パチリ、パチリと駒を打つ小気味いい音が響く。
しばらくして、祖父が口を開いた。
「椿」
「なあに? お祖父さま」
「その……柾や菫さんには……」
「言わないでおいてほしいの?」
「……うむ」
「反対はしないと思うわよ」
「そういう問題ではない」
「色ボケだと思われたくないの?」
「そういうことではないっ!」
「じゃあ、何なの?」
「……いい歳して、みっともないだろうが」
「みっともない? そんなことないわ。いくつになっても、恋ができるってすばらしいことだと思うわ」
「どうこうしたいわけじゃあ、ないんだ。ただ、何気ない毎日を一緒に過ごせたら、それだけで十分だ。毎日を共に過ごしたいと思える相手に巡り合うのも、共に過ごせるチャンスを手にするのも、奇跡のようなものだ。だから……」
祖父は、あと一手で「詰み」になる状態まで駒を進めると顔を上げ、わたしを見据えた。
「どちらか一方だけが幸せになるのではなく、お互いが幸せになれる道を選びなさい。
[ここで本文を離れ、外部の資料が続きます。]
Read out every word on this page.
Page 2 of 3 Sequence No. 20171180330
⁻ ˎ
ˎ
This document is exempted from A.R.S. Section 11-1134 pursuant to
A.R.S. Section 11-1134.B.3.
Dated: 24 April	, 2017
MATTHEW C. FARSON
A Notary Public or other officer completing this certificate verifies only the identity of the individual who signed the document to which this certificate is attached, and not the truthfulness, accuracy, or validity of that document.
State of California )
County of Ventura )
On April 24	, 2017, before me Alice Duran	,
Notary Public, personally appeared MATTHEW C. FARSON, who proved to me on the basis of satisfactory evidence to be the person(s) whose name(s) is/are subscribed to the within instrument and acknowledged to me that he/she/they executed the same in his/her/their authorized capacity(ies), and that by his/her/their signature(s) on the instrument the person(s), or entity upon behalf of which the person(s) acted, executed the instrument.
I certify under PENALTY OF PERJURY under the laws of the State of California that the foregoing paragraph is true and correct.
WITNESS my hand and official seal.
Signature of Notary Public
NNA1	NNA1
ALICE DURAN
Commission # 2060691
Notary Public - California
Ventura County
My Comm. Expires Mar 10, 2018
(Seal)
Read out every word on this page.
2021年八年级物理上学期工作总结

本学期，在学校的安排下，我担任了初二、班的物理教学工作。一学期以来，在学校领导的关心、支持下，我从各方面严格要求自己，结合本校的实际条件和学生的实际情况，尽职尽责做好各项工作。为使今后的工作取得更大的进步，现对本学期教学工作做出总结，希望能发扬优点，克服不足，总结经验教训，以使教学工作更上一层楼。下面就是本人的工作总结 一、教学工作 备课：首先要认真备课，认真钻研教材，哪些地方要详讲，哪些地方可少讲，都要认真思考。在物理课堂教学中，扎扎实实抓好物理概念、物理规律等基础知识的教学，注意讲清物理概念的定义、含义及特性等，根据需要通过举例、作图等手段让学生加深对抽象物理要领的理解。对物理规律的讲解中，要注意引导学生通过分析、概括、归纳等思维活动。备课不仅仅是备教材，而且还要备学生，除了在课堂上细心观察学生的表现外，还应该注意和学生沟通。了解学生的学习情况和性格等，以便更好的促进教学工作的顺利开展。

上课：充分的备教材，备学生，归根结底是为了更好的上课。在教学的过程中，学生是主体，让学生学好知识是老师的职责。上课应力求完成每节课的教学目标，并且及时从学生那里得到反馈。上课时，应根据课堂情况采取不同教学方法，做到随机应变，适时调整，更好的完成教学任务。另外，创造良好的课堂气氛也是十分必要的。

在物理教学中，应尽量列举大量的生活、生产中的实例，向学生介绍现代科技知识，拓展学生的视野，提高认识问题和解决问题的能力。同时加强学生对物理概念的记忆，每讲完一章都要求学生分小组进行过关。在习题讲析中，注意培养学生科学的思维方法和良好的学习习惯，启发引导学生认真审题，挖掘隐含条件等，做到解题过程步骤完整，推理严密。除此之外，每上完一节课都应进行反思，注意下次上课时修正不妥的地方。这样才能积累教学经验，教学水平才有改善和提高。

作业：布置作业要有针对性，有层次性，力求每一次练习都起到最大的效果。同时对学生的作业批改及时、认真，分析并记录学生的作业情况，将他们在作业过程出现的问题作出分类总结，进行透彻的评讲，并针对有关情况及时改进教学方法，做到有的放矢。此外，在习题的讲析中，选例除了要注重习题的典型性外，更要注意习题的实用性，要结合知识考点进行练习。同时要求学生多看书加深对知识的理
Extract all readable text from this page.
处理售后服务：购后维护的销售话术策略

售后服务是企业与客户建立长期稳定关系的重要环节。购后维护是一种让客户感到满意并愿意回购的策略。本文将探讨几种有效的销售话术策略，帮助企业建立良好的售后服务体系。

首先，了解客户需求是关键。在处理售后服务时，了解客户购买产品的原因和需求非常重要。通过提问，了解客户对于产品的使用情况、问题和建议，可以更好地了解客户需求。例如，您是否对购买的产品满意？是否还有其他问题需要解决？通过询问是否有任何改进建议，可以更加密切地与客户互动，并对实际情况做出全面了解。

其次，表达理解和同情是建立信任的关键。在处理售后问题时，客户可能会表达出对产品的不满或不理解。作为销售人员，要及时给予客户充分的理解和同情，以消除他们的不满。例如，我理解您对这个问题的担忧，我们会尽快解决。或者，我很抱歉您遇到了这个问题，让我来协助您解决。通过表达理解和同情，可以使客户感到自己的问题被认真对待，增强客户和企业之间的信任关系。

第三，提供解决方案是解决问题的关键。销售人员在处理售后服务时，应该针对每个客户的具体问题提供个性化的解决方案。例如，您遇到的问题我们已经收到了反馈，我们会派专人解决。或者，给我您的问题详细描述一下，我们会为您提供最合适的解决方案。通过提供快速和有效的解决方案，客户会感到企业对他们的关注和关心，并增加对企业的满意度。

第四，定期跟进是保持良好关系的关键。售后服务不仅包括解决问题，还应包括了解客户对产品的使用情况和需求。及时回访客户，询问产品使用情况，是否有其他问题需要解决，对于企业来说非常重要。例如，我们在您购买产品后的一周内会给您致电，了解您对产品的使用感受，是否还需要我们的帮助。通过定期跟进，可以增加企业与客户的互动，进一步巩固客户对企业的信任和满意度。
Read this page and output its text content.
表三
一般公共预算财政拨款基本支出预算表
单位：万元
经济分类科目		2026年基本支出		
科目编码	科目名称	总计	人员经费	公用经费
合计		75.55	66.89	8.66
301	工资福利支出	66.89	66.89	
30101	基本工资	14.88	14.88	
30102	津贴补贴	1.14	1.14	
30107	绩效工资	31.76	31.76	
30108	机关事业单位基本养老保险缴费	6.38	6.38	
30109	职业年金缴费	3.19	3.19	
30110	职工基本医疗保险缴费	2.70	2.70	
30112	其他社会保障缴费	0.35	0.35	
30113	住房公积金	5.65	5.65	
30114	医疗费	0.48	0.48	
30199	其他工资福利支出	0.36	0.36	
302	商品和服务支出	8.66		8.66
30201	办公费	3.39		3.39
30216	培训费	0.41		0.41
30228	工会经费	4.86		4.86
椿」
問い返さずとも、蓮とのことを言われているのだとわかった。
「幸せになれる道って……どこにそんなものがあるの?」
「二人で探さなければ、見つけられない」
「でも、諦めが肝心って言うわ」
潔く諦めることだって必要ではないのかと言うわたしに、祖父は顔をしかめる。
「結婚も、将棋と一緒だ。幾通りもの手があれど、何が最適なのかは状況に依るだろう。一度、マズイ手を打っても、詰んでいなければ次の手を打てる。最後の最後まで諦めなければ、勝算を見い出せる。というわけで……」
言葉を切り、にやりと笑った祖父が次の一手を指した。